Lot's of pictures from the trail received today.

Final Photo: Road built by the U.S. National Forest which is directly on the old historic Indian Trail used by Lewis and Clark

Update from Orofino, Idaho The cold water burned my feet as I stood in Hungry Creek watching Gene slowly wade through the chilly water to the where I was standing. One slip in the 40 degree water would have been very life threatening for both of us. I knew Gene had problems with his balance so I was ready to jump back in the river and grab him if he fell in.

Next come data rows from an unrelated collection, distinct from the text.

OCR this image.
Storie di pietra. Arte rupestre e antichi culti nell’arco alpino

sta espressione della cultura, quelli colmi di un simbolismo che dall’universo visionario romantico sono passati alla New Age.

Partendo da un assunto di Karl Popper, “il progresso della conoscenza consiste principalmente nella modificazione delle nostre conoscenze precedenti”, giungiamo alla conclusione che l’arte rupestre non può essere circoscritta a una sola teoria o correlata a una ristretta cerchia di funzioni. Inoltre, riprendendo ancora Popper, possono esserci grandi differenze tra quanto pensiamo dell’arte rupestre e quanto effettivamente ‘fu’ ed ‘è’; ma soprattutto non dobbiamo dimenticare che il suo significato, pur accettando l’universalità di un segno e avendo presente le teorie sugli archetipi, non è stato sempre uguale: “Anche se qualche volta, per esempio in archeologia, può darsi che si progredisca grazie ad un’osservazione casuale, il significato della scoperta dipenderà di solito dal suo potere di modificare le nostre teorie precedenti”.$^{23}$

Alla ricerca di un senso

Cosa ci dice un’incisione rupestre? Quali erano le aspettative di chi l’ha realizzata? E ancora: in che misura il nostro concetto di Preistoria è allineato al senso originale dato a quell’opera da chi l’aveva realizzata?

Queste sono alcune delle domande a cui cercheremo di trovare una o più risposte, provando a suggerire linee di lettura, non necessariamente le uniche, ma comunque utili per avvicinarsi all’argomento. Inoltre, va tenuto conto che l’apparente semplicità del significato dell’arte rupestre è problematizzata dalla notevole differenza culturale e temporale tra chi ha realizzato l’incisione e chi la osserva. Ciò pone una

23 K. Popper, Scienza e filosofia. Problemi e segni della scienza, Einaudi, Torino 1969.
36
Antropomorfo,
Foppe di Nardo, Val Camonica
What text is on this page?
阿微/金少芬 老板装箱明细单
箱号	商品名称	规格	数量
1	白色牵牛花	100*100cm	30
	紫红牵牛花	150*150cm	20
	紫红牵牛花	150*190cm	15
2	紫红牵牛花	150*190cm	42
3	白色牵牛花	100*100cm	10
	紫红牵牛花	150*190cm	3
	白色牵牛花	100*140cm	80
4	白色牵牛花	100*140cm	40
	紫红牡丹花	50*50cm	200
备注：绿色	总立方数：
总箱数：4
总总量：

We crossed Hungry Creek several times in the three days we traveled along the remote creek. We managed to cross without any problems except for one brief moment when Gene dropped his hiking boots in which he was carrying into the river. I was glad they were tied together because when I grabbed one boot, I actually had both. Had Genes boots been taken away by the current we would have been in serious trouble. The terrain is the roughest country I have ever walked in and Gene would have had to walk out in a pair of water sandals. I am not sure he would have been able to do so. In the three days we spent in Hungry Creek we walked a total of 36 hours and only covered about 12 miles. One night we traveled until the sun went down and were at least 3 hours from where we intended to camp on a high ridge. Since our sleeping bags, trap, food, and stove were all at the high camp we had to bivy in a groove of cedar trees where we slept in our rain gear near a small fire we kept burning all night until the sun came up.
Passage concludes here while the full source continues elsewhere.